Volatility is the keyword for 2020. Along with income inequality and debt, political unrest, reduced investment and trade conflicts stand to impact relationships and supply chains. The movement of global markets could turn on unpredictable factors, with falling values, prompting the International Monetary Fund to warn that current conditions could tip into a major economic depression.
Increased restrictions and failing alliances, in combination with socio-political influences, are contributing to potentially unstable conditions, with fragmentation resulting in volatile commodity prices, currencies and capital flows, counterbalancing potential opportunities in emerging markets.
Pandemics are cyclical in occurrence and usually take new and unexpected forms, resulting in a lag between their outbreak and effective containment and treatment, if possible. Pandemic risk is particularly high in the modern world due to the prevalence and ease of travel which enables diseases to spread rapidly geographically.
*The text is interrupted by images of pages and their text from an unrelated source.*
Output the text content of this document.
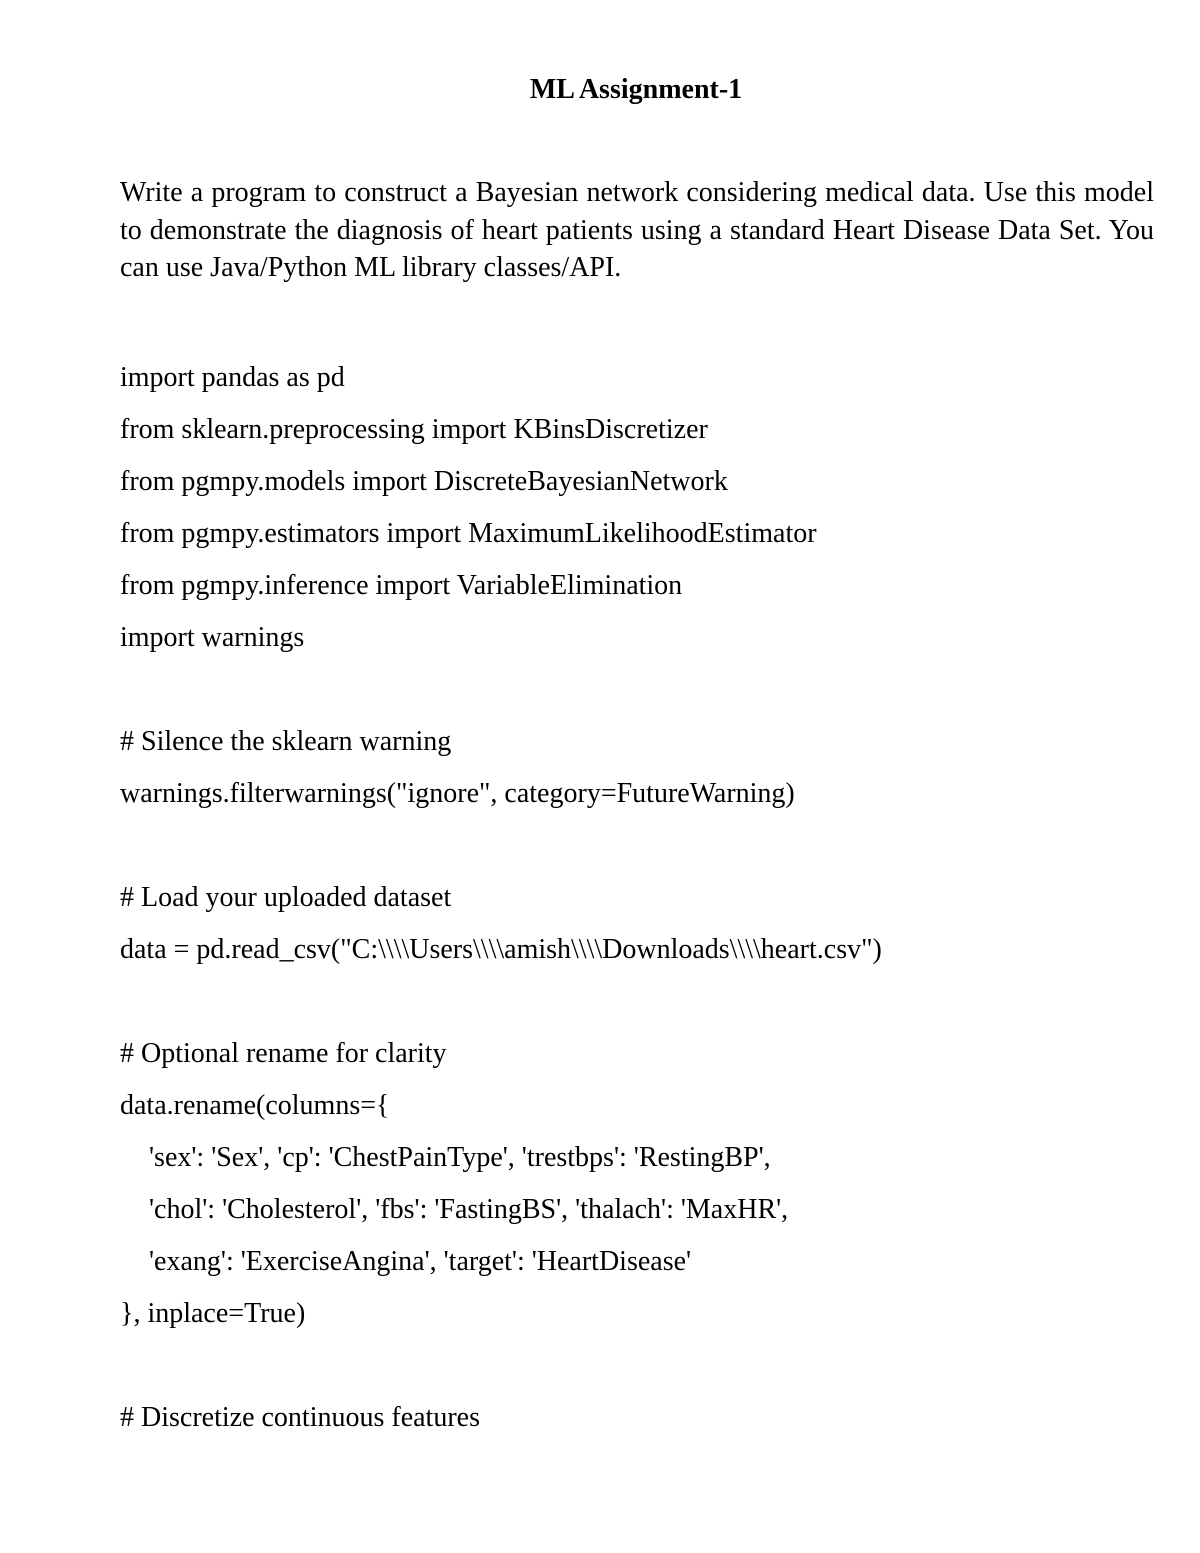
ML Assignment-1

Write a program to construct a Bayesian network considering medical data. Use this model to demonstrate the diagnosis of heart patients using a standard Heart Disease Data Set. You can use Java/Python ML library classes/API.

import pandas as pd
from sklearn.preprocessing import KBinsDiscretizer
from pgmpy.models import DiscreteBayesianNetwork
from pgmpy.estimators import MaximumLikelihoodEstimator
from pgmpy.inference import VariableElimination
import warnings
# Silence the sklearn warning
warnings.filterwarnings("ignore", category=FutureWarning)
# Load your uploaded dataset
data = pd.read_csv("C:\\\\Users\\\\amish\\\\Downloads\\\\heart.csv")
# Optional rename for clarity
data.rename(columns={
'sex': 'Sex', 'cp': 'ChestPainType', 'trestbps': 'RestingBP',
'chol': 'Cholesterol', 'fbs': 'FastingBS', 'thalach': 'MaxHR',
'exang': 'ExerciseAngina', 'target': 'HeartDisease'
}, inplace=True)
# Discretize continuous features
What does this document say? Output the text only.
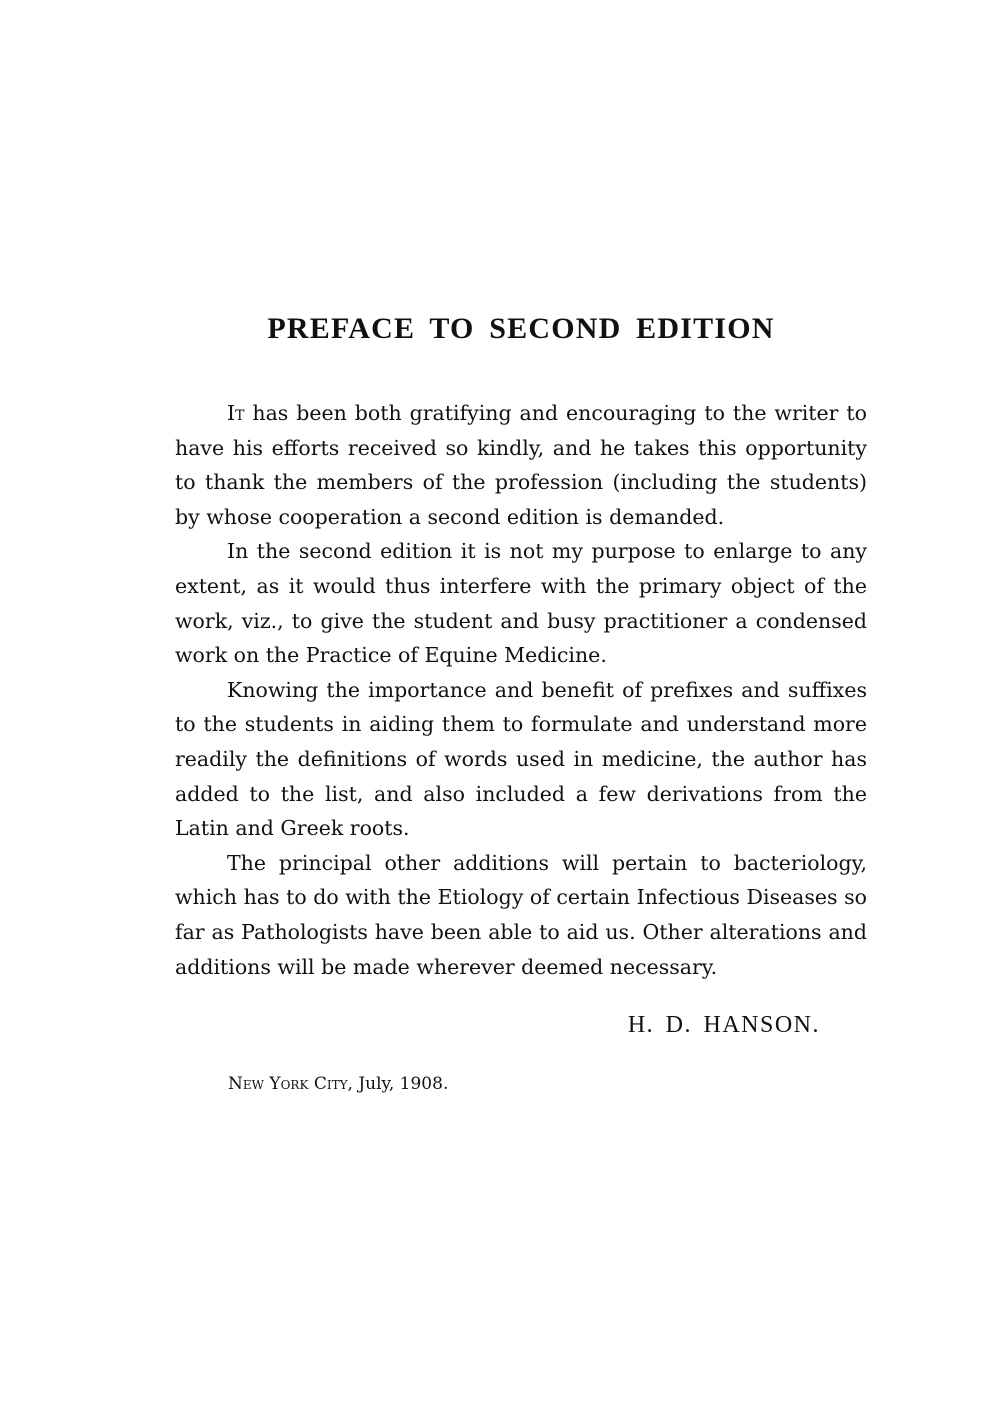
PREFACE TO SECOND EDITION

It has been both gratifying and encouraging to the writer to have his efforts received so kindly, and he takes this opportunity to thank the members of the profession (including the students) by whose cooperation a second edition is demanded.

In the second edition it is not my purpose to enlarge to any extent, as it would thus interfere with the primary object of the work, viz., to give the student and busy practitioner a condensed work on the Practice of Equine Medicine.

Knowing the importance and benefit of prefixes and suffixes to the students in aiding them to formulate and understand more readily the definitions of words used in medicine, the author has added to the list, and also included a few derivations from the Latin and Greek roots.

The principal other additions will pertain to bacteriology, which has to do with the Etiology of certain Infectious Diseases so far as Pathologists have been able to aid us. Other alterations and additions will be made wherever deemed necessary.

H. D. HANSON.

New York City, July, 1908.
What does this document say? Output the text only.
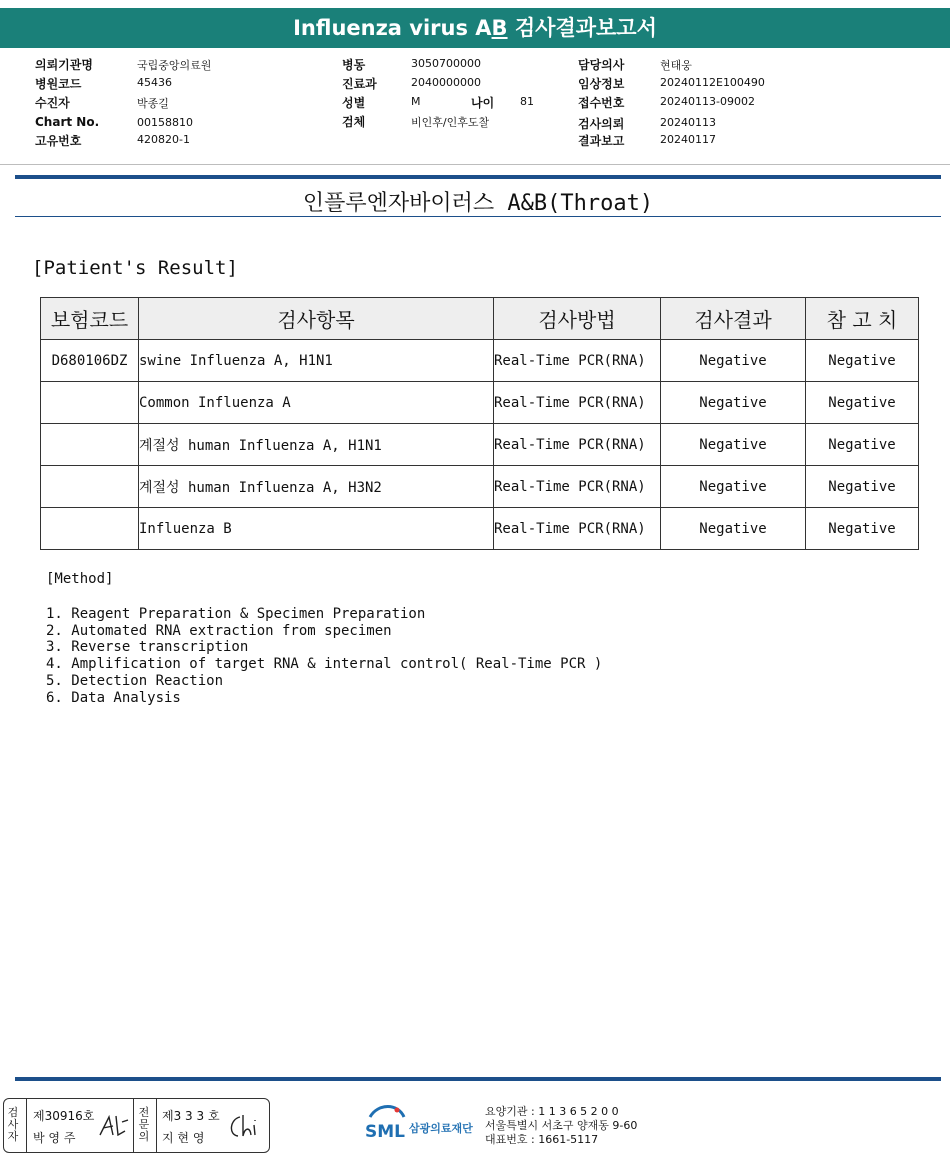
Influenza virus AB 검사결과보고서
의뢰기관명	국립중앙의료원
병원코드	45436
수진자	박종길
Chart No.	00158810
고유번호	420820-1
병동	3050700000
진료과	2040000000
성별	M	나이 81
검체	비인후/인후도찰
담당의사	현태웅
임상정보	20240112E100490
접수번호	20240113-09002
검사의뢰	20240113
결과보고	20240117
인플루엔자바이러스 A&B(Throat)
[Patient's Result]
보험코드	검사항목	검사방법	검사결과	참 고 치
D680106DZ	swine Influenza A, H1N1	Real-Time PCR(RNA)	Negative	Negative
	Common Influenza A	Real-Time PCR(RNA)	Negative	Negative
	계절성 human Influenza A, H1N1	Real-Time PCR(RNA)	Negative	Negative
	계절성 human Influenza A, H3N2	Real-Time PCR(RNA)	Negative	Negative
	Influenza B	Real-Time PCR(RNA)	Negative	Negative
[Method]
1. Reagent Preparation & Specimen Preparation
2. Automated RNA extraction from specimen
3. Reverse transcription
4. Amplification of target RNA & internal control( Real-Time PCR )
5. Detection Reaction
6. Data Analysis
검사자
제30916호
박 영 주
전문의
제3 3 3 호
지 현 영	SML 삼광의료재단
요양기관 : 1 1 3 6 5 2 0 0
서울특별시 서초구 양재동 9-60
대표번호 : 1661-5117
In a worst case scenario the spread of a serious infectious disease could result in 700,000 deaths and annual economic losses of more than $500,000 billion, according to research cited by the World Health Organization. Some countries may close their ports and borders. On a local level pandemics can upset business operations by disrupting supply chains and access to resources, and more directly by absenteeism as authorities and schools quarantine suspected cases of illness.
Forewarned is forearmed. Understanding what issues these risk trends present for your enterprise can inform your business strategy, planning and the mechanisms you can put in place before they impact your business.